Update History

v22.9.1

  • Added a compiler pass to flatten ≥6D input/output tensors into simpler ones and to avoid unsupported dimension errors in moDNN
  • moreh-smi --reset now works correctly when the worker process is already terminated but the GPU resources are not released
  • Enabled torch.nn.BCEWithLogitsLoss to accept pos_weight of a different type than input
  • Resolved a potential performance issue of Softmax

v22.9.0

  • Supported 6- and 7-dimensional input/output tensors in elemwise operations
  • Supported PyTorch tensor resizing
  • Added the algorithm selection rule for grouped 3D convolutions
  • Improved the behavior of the moreh-smi --reset command to allow users to recover database errors
  • Correctly closed pipe file descriptors in WorkerAgent
  • Fixed some errors

v22.8.3

  • Hotfix for heartbeat thread issues

v22.8.2

  • Corrected the behavior of pytorch_sample.py bundled in the HAC VM image
  • Supported software update on VMs not containing the moreh-switch-model command

v22.8.1

  • Shorten the communication latency between an application process and a worker process.
  • Supported PyTorch DP/DDP functions.
  • Improved floating-point arithmetic accuracy for fp16 matrix multiplications.

v22.8.0

  • Supported the relaxed fp32 mode that performs fp32 matrix multiplications in bfloat16 (torch.moreh.options.allow_relaxed_fp32)
  • The DataParallel compiler pass will be safely bypassed if it fails to parallelize the source graph, instead of raising an exception.

v22.7.2

  • Supported fallback to an NVIDIA GPU for unsupported operations
  • Ensured Tensile GEMM kernels are not crashed for narrow-shaped tensors

v22.7.1

  • Fixed a precision issue in the SELU activation function
  • Removed an unnecessary error message

v22.7.0

  • Bug fixes for KT HAC reference models

v22.6.1

  • Improved PyTorch portability

v0.10.1

  • The DeviceUsage API returns min/max/average percentages

v0.10.0

  • Introduced the graph executor running on GPU nodes to reduce inter-node packets
    • A user process can offload an entire computational graph instead of individual operations
  • Improved PyTorch API portability and performance
  • Supported AMD gfx908/gfx90a architectures (incl.

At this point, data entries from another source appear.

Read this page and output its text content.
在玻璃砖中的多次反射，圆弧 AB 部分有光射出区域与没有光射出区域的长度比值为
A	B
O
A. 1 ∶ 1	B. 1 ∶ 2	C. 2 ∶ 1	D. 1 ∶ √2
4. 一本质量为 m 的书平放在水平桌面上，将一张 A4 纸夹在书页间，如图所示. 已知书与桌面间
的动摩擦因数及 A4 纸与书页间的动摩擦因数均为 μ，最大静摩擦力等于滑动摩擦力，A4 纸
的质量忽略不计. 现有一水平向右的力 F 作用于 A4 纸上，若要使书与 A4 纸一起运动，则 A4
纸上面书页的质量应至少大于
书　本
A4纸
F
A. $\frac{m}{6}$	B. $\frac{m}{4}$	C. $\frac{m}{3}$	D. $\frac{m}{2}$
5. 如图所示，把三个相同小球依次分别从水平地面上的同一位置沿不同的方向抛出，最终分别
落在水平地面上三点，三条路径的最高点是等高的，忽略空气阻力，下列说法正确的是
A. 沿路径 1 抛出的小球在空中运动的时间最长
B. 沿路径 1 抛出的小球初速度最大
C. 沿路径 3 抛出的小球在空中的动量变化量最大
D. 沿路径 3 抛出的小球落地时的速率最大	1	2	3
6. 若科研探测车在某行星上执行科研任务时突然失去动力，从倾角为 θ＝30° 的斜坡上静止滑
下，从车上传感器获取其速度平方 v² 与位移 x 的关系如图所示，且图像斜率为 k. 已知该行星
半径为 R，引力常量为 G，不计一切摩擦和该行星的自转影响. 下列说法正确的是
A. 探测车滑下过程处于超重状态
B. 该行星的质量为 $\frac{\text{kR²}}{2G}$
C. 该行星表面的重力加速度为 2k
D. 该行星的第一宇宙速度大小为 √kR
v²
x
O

MI100 and MI250 GPUs) and utilized their matrix core instructions

v0.9.10

  • Fixed torch.jit.trace to work
  • DeviceUsageInfo API support that does not specify a token
  • Corrected inplaceness check in the IR constructor

v0.9.9

  • Fixed the parallelization scheme of unique()
  • Correctly handled variable-length operations with outermost size smaller than # of GPUs
  • Resolved a potential GPU memory object leak in the storage allocator

v0.9.8

  • Supported show usage command in moreh_smclient

v0.9.7

  • Fixed a bug in torch.nn.functional.binary_cross_entropy_with_logits
  • Fixed a message parsing error between frontend and worker

v0.9.6

  • Fixed a bug in torch.meshgrid

v0.9.5

  • Fixed some bugs in the PyTorch driver

v0.9.4

  • Fixed a bug of Tensor.__getitem__()

v0.9.3

  • Resolved a potential memory access fault in Convolution3d
  • Fixed a bug in the memory allocator

v0.9.2

  • Fixed a GPU memory allocation issue

v0.9.1

  • Improved performance of grouped convolutions
  • Fixed to connect to multiple moreh_workers at the correct timing
  • Improved PyTorch portability

v0.9.0

  • Improved performance of some frequently used operations
  • Improved PyTorch portability

v0.8.3

  • Supported backward computation of evaluation-mode batchnorm and dropout

v0.8.2

  • Supported boolean arithmetic operations
  • Supported normal_, pairwise_distance, and triplet_margin_with_distance_loss

v0.8.1

  • Fixed a bug in the BatchNorm layer
  • Fixed torch.Tensor.type_as() to correctly move data between devices
  • Other bug fixes in SDAManager